The hard-core DIY community will probably have to start looking into extruding they own filaments in the long run. I already see a growing number of project for building DIY hot plastic extruders.
That cost is a pretty recent thing. When I got my makerbot cupcake CNC in 2010 the cost was 60 dollars for 5 pounds of filament from makerbot. The ultimate goal would be a screw extruder small enough to put on one of these machines so we can take raw pellets in bulk packaging.
We complain about our aircraft being called "Drones" and then turn around and call these machines "Printers" when they it fact have little to do with the traditional use of that noun. Sure, they share some very general characteristics with certain very recent (in historical terms) printers, but are of course entirely different devices. Using the logic that names these extrusion machines "3D Printers" we should have named flying machines "3D Auto-mobiles."
Well, so what? One (probably) unintended consequence is that once the word "Printer" is established, we naturally enough start calling one of the world's cheapest substances by the name of one of the world's most expensive, "Ink." Manufacturers of this new suddenly precious "ink" have fallen on the concept like a pack of hyenas on a fresh carcass, and are now no doubt taking marketing lessons from peak predators such as HP in the global ink scam, a game which makes DeBeers' marketing of worthless sparkly rocks look like a kid's lemonade stand.
Aside from this "ink" debacle, calling these machines "printers" has surely slowed their acceptance. There is, for good reason, no non-lethal technological device that is more universally despised, hated and even feared, than that dirty, rotten miserable piece of sh*t printer sitting on your desk, right? How many of those pieces of crap have you heaved violently into the bin over the years? How many phone conversations have you had in the middle of the night with nice but clueless folks in Bangladesh or wherever when "your" printer refused to find the computer sitting right next to it? (Quotes around "your" because you own a printer the way you own a cat - only in your imagination.) And now someone is trying to sell us the latest greatest thing and it's called a "Printer"?? I'd rather buy something named "Root Canal"!
Seems to me like they are following the 2D printer market strategy. Give the printers away for free, and then make all your money on consumables.

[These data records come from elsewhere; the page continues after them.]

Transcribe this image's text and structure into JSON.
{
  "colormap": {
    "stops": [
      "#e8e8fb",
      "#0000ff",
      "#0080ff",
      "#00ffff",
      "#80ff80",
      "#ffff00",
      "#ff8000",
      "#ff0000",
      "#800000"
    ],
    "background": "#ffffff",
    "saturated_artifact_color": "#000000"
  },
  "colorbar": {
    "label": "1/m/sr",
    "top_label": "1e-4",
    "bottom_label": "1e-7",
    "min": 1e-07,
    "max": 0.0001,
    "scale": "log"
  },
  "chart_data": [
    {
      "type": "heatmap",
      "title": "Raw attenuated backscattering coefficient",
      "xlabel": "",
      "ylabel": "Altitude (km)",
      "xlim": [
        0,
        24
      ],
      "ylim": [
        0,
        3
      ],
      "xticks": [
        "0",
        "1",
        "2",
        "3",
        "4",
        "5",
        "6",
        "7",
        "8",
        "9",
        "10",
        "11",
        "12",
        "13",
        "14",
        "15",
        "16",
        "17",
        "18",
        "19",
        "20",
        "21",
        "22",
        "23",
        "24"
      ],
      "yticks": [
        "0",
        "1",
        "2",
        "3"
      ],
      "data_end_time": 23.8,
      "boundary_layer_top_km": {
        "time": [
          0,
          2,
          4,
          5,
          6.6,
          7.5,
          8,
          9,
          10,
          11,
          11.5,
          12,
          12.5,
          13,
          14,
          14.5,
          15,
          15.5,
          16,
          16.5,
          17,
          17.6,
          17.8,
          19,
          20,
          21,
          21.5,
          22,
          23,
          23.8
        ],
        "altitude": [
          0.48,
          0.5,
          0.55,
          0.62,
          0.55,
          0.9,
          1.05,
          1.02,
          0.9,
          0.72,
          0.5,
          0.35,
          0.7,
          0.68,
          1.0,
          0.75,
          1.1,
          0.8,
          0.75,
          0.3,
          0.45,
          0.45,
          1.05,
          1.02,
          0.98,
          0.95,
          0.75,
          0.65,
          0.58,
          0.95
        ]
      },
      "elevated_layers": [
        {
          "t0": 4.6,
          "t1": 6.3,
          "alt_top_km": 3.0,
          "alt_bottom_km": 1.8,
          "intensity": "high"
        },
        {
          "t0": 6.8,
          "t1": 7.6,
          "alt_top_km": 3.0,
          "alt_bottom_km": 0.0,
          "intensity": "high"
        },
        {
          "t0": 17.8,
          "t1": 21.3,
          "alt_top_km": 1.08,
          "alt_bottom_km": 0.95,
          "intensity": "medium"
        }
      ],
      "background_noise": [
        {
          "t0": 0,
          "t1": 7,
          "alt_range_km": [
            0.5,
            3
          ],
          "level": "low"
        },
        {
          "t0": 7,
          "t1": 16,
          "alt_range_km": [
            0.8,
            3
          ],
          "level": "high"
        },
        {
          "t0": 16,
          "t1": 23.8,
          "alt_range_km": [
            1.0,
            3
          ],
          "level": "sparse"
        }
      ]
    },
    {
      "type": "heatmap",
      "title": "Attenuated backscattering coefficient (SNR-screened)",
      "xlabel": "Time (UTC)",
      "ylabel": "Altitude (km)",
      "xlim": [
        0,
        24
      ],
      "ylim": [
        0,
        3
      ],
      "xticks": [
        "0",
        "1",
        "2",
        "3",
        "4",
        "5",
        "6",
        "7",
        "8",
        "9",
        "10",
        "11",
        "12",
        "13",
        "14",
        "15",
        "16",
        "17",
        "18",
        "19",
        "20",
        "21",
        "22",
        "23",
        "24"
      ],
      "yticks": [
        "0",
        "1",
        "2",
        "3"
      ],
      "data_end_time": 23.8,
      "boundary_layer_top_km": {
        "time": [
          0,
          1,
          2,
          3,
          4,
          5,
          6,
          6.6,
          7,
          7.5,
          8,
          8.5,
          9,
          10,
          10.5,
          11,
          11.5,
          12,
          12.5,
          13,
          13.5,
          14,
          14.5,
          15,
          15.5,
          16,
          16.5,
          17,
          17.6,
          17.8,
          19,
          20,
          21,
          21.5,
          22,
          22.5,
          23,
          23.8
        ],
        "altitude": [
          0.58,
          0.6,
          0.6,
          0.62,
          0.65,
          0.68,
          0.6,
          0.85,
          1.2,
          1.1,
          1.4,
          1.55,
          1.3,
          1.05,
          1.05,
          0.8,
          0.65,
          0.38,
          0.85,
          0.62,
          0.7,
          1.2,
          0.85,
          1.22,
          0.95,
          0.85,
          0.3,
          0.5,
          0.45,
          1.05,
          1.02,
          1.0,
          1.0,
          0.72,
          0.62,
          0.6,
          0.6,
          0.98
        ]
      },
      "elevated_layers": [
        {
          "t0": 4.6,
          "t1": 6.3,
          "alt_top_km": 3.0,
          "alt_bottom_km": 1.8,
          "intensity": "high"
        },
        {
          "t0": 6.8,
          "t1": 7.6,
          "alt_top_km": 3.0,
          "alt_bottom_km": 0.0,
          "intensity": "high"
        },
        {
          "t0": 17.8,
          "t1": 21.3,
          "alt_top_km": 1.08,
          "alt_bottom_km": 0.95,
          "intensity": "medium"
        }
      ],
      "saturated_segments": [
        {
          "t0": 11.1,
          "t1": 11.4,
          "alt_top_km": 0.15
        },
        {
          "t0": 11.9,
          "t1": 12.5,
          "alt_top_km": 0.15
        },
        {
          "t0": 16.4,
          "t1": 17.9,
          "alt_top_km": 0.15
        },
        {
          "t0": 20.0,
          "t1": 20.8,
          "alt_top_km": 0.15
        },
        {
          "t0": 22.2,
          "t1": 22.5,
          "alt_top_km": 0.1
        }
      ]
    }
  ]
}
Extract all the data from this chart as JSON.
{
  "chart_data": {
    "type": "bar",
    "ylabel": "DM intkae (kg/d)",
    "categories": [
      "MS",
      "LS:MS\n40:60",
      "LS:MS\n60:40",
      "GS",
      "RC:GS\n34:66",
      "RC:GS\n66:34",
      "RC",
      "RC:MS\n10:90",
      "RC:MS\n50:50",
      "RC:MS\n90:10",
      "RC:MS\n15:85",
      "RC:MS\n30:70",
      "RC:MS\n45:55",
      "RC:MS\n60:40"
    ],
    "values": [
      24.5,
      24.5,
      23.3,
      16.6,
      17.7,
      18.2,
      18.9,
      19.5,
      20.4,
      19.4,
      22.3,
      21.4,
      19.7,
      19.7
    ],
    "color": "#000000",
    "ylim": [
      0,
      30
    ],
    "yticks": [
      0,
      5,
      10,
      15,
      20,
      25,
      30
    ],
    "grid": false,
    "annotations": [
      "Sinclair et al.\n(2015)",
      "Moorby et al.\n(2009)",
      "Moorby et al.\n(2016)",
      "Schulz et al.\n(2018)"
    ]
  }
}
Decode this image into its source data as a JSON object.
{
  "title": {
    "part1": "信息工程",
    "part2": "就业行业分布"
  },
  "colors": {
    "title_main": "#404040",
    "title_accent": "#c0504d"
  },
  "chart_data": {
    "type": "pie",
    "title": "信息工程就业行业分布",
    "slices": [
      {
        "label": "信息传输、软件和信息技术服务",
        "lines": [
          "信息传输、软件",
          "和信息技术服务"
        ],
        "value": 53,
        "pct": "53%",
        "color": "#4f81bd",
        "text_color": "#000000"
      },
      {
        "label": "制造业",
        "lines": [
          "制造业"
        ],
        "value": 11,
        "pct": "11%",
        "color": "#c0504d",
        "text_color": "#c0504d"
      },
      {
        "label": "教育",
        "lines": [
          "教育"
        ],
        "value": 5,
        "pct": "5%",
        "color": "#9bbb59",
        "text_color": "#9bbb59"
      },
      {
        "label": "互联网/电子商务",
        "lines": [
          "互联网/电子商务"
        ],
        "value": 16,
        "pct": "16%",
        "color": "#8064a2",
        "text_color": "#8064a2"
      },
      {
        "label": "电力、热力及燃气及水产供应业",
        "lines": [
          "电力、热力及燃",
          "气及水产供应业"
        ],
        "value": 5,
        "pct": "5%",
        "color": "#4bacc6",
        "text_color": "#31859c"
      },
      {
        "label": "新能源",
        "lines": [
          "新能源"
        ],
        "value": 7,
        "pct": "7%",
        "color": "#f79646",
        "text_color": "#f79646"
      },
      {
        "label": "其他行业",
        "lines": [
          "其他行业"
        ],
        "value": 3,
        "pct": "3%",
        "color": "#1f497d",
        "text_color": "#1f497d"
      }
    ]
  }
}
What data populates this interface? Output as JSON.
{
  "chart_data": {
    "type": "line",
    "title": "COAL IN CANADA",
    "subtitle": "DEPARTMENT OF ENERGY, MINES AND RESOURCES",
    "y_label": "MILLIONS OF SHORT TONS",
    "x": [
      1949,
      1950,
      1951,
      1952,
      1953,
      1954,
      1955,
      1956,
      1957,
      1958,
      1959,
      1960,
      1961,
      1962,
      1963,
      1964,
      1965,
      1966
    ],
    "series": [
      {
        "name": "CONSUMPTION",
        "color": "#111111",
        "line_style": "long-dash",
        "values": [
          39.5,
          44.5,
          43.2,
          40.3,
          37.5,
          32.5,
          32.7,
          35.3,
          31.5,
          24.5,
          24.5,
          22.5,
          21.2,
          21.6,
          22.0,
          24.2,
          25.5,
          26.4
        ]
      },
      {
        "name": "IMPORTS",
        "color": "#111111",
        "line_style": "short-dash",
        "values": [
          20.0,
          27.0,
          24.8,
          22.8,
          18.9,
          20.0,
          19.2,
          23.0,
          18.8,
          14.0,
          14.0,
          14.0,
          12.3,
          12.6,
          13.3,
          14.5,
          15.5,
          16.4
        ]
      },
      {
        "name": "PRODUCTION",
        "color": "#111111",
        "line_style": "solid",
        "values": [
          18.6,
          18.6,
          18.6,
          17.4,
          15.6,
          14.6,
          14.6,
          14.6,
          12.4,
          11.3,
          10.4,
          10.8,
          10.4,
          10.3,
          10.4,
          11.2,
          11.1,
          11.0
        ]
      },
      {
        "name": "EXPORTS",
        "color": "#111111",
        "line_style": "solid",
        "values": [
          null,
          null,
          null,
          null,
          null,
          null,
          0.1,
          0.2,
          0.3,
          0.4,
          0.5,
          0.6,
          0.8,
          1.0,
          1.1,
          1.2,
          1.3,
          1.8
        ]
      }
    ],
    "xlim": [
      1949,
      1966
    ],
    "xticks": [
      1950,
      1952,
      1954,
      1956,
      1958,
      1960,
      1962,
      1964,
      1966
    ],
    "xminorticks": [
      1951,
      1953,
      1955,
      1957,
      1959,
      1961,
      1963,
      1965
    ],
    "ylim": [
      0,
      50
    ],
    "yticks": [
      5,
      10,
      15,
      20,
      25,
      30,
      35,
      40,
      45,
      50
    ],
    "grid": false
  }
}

I work in a wire and cable factory, and we use several tons of plastics every day. In fact, we scrap several hundred pounds of plastic every day. This is because we have to leave the extruders bleeding while we change the copper conductor reels. You can grind it up and put it back into an extruder, but industry quality rules limit this. Some product is allowed up to 10% regrind in the wire insulation, but much of the time it's not allowed at all. So we end up throwing out a lot of it.
I have thought there would be a market if we could turn the regrind into a filament and sell it for 3D printers. It would be multi-coloured, but that would probably be fine for test prints.
Have you checked the Cubify Cube and CubeX proprietary cartridge cost lately?